KABARNUSANTARA.ID - Seorang warga Kabupaten Kuningan, yang diketahui bernama Uci (38), dari Kecamatan Luragung, mendatangi kantor Dinas Pemadam Kebakaran (Damkar) setempat. Kedatangannya bukan untuk tugas pemadaman, melainkan meminta bantuan teknis untuk melepaskan perhiasan yang menyulitkan.
Permasalahan utama yang dihadapi Uci adalah cincin batu akik yang terpasang erat pada jari tangan kanannya. Cincin tersebut kini sulit dilepaskan karena kondisi jari yang mengalami pembengkakan signifikan.
Pembengkakan serius pada jari tangan kanan Uci merupakan dampak langsung dari kecelakaan lalu lintas yang dialaminya. Peristiwa nahas tersebut terjadi ketika korban sedang mengendarai sepeda motor beberapa waktu lalu.
Kepala UPT Pemadam Kebakaran Kuningan, Andri Arga Kusuma, membeberkan kronologi awal mula insiden ini terjadi. Menurutnya, kecelakaan yang menimpa Uci telah berlangsung sekitar satu pekan sebelum ia mencari bantuan ke Damkar.
"Peristiwa tersebut bermula sekitar sepekan yang lalu. Kala itu, Uci mengalami kecelakaan saat mengemudi sepeda motor," papar Andri Arga Kusuma.
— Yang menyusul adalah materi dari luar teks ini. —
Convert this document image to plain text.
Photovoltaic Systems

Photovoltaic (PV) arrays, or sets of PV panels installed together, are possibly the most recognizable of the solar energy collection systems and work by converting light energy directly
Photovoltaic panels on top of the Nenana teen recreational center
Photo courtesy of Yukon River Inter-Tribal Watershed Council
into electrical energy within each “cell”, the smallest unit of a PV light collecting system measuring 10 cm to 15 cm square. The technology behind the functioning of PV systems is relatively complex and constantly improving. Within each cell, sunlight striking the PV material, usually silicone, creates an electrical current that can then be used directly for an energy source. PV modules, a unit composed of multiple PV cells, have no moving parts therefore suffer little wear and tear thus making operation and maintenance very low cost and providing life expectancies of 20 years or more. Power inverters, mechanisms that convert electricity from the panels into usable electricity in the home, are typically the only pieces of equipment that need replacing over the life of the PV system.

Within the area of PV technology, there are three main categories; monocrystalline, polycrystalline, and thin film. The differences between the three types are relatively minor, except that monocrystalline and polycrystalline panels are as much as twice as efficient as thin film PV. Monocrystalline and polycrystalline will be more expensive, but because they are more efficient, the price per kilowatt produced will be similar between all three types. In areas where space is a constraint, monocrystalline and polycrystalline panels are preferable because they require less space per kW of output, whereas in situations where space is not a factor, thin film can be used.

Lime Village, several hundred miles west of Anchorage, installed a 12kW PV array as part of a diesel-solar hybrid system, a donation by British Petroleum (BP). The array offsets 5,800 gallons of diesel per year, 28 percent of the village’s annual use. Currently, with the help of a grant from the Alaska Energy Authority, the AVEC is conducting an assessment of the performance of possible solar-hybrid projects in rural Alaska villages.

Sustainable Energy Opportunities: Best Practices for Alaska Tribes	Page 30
Akibat benturan keras saat kecelakaan motor tersebut, jari tangan kanan Uci mengalami luka yang kemudian berkembang menjadi pembengkakan hebat. Kondisi ini semakin memperparah situasi terkait cincin yang melingkar di jarinya.
Uci sempat mencari pertolongan medis profesional terlebih dahulu sebelum mendatangi petugas pemadam kebakaran. Namun, upayanya untuk melepaskan cincin di fasilitas kesehatan tidak membuahkan hasil instan.
"Meski korban sudah sempat dibawa ke dokter, pihak medis justru menyarankan agar korban mendatangi Kantor Damkar terlebih dahulu untuk proses pelepasan cincin tersebut," ujar Andri Arga Kusuma.
Karena jari yang membesar akibat trauma benturan, upaya manual untuk melepaskan cincin tersebut gagal dilakukan oleh Uci sendiri, memaksa ia mencari bantuan spesialisasi pelepasan benda terjepit.